Saturday, September 3, 2011

Esensi Dan Makna Ucapan Idul Fitri

Esensi dan Makna SMS Lebaran
TRIBUN JOGJA/ADE RIZAL
Ribuan warga Kota Solo dan sekitarnya, khusuk menjalankan ibadah Salat Idul Fitri 1432 Hijriah di halaman Keraton Kasunanan Surakarta, Selasa (30/8/2011)
Idulfiiri tahun lalu saya telah mengirimkan ucapan selamat idulfitri yang kebanyakan sebagai balasan untuk SMS yang saya terima dari teman-teman dekat. Memang seperti tahun ini, saya juga menerima ucapan selamat dari teman-teman non muslim yang saya anggap sebuah penghargaan dan uluran solidaritas sesama anak bangsa.

SMS tahun lalu saya buatkan begini ”Sebuah otoritas akademik yang diakui pernah mempertanyakan serius untuk apakah Tuhanmu menciptakan Fir’aun dan Namruz? Itu tak lain supaya kau berani membasmi Fir’aun dan Namruz modern pada zamanmu”. Tema ini adalah hasil yang saya dapatkan berdasarkan inspirasi dari diskusi dengan sejawat yang juga lebih dulu memformulasinya dalam kalimat lain. Jadi saya hanya mempertegas dengan kalimat-kalimat saya sendiri.Tentulah bukan kepada teman-teman non muslim sms ini saya kirim.

Saya mendapat reaksi yang beragam, dan di antara keberagaman itu ialah reaksi ketidak-senangan karena menurutnya idulfitri harusnya bicara soal maaf-maafan dan shilaturrahim setelah sebulan penuh berpuasa menahan lapar dan minum untuk ketaqwaan dan karena itu menjadi suci bersih kembali bagaikan bayi baru lahir yang tanpa dosa. Tak pada tempatnya suasana teduh idulfitri dirusak oleh ”gangguan” semacam itu, begitulah inti reaksi itu.

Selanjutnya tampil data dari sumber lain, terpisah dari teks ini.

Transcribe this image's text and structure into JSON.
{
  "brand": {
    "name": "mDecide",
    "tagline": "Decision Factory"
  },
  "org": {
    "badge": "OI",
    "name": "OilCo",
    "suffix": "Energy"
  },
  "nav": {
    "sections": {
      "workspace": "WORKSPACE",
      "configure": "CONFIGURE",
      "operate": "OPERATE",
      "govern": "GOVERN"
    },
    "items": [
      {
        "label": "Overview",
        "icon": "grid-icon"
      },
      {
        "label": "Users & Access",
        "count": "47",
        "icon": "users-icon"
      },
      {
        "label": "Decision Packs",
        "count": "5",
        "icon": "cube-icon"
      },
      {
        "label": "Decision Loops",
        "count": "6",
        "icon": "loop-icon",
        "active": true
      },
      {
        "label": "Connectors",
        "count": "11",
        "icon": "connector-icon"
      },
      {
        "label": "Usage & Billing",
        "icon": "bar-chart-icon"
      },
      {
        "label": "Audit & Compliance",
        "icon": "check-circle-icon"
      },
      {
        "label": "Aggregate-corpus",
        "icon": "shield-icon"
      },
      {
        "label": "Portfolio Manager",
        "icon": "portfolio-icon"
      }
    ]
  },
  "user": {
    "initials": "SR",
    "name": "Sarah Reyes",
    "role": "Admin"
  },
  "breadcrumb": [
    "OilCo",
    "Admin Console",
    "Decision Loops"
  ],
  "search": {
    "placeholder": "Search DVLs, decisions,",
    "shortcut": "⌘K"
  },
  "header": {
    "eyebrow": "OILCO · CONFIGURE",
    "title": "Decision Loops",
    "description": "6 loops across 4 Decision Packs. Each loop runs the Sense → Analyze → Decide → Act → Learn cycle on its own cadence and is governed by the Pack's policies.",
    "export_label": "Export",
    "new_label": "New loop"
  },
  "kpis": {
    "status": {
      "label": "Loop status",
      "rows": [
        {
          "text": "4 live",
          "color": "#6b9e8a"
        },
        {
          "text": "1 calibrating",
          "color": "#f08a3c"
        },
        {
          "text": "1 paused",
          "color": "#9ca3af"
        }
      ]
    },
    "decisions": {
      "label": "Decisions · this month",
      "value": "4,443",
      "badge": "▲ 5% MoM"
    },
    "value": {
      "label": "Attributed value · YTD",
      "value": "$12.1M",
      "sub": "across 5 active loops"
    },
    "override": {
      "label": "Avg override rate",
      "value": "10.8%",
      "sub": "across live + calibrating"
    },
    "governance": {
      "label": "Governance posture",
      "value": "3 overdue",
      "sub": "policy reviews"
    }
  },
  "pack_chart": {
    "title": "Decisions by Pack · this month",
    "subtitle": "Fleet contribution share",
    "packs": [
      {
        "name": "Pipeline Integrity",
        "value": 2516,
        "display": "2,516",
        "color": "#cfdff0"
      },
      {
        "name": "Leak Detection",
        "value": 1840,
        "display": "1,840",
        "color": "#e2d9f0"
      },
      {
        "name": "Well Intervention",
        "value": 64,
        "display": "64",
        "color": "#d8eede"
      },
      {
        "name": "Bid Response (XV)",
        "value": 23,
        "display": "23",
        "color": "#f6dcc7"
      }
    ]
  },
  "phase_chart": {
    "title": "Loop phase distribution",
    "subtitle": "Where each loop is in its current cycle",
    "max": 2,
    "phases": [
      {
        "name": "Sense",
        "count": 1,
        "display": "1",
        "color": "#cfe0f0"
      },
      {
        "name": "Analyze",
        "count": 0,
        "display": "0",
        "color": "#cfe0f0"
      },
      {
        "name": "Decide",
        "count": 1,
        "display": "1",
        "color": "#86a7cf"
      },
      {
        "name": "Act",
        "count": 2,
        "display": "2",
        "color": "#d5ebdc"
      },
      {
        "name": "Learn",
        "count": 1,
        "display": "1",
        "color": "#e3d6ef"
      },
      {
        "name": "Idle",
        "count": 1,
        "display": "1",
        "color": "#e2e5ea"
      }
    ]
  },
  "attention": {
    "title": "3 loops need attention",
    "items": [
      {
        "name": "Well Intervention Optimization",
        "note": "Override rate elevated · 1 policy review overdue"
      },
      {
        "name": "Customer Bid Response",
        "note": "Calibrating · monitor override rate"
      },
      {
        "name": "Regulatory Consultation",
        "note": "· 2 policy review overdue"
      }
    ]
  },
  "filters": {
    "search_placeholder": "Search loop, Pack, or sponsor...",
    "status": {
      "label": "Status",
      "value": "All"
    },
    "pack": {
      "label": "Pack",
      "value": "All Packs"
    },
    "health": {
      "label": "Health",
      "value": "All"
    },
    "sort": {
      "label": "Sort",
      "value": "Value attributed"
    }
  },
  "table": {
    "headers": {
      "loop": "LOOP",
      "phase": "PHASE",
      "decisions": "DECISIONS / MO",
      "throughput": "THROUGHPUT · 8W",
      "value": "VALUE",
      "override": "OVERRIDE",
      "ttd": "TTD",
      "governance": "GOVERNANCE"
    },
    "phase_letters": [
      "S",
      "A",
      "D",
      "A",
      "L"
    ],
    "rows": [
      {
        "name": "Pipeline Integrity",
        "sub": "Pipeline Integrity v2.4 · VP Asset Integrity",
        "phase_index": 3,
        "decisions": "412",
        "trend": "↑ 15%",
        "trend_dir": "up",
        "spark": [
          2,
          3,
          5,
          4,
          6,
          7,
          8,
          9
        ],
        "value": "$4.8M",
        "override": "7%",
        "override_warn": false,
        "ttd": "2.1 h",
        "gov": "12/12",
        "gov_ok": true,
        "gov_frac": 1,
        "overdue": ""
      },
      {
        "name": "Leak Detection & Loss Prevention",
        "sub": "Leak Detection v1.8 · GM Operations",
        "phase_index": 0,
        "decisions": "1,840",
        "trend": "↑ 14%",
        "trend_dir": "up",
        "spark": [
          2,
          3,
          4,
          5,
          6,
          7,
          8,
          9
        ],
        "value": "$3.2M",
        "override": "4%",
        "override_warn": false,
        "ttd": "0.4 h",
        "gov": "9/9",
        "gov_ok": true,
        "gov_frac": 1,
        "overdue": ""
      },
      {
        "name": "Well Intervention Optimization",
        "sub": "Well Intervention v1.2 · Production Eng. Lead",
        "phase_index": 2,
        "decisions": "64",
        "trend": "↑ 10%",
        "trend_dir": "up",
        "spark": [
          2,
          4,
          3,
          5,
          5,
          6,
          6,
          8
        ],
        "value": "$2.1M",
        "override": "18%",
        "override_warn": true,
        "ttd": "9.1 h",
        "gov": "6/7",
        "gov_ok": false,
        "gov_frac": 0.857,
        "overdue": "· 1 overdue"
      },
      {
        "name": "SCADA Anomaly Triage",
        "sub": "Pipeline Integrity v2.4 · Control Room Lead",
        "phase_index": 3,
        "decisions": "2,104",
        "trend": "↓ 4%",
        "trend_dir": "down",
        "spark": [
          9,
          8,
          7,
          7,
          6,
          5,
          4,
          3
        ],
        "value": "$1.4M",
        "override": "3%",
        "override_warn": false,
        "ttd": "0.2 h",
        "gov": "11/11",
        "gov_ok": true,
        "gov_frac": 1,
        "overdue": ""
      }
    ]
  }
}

 Tahun ini saya membalas SMS ucapan selamat idulfitri dari teman muslim dengan kalimat ”Meski perayaan idulfithri kali ini masih terkendala oleh penyatuan, tetapi faktanya ukhuwah tetap wajib kita galang. Itu agenda besar. Taqabbalallah minna wa minkum”. Seperti tahun lalu, saya mendapat ratusan sms ucapan selamat, ada yang berpantun ria yang begitu memuakkan, ada yang menstir nash-nash qath’i (dasar hukum yang kuat), ada yang sekadar berucap simple ”minal aidin wal faizin”. Apa pun bentuk ucapan selamat via sms yang masuk, saya jawab saja dengan kalimat itu. Kalimat yang sama saya tenggerkan pula pada dinding facebook saya.
 Saya bergembira luar biasa, karena ada beberapa orang yang nomor kontaknya tak tercatat pada hp saya mengirimkan SMS yang persis sama dengan ucapan yang saya kirim tahun lalu dan tahun ini.  Gembira karena saya membayangkan bahwa saya memiliki orang yang sepikiran. Bukankah sms pertama telah disimpannya atau mungkin juga direnungkannya selama setahun penuh? Jika dia tak menginternalisasikan pikiran itu begitu mendalam, rasanya tak mungkin ia menyimpan begitu lama dan menilai kalimat itu pantas mewakili kediriannya hari ini menghadapi kondisi umat.

 Kemudian, karena pengirim terkesan merasa seolah saya adalah sasaran baru bagi ”dakwahnya”, tentu ini sebuah kegembiraan tersendiri pula. Sama seperti ungkapan lama the song not the singer, lebih penting isi pesan ketimbang siapa yang memberi pesan.  Dalam perasaan seperti itu pulalah saya menerima kembali (dari orang baru) sms yang saya kirim ”Meski perayaan idulfitri kali ini masih terkendala oleh penyatuan, tetapi faktanya ukhuwah tetap wajib kita galang. Itu agenda besar. Taqabbalallah minna wa minkum”. Saya nilai ia memiliki kecemasan yang sama dengan saya tentang betapa sulitnya mewujudkan ukhuwah di tengah umat, dan terkadang orang berbicara atas nama ukhuwah  -ngoyak sendi ukhuwah.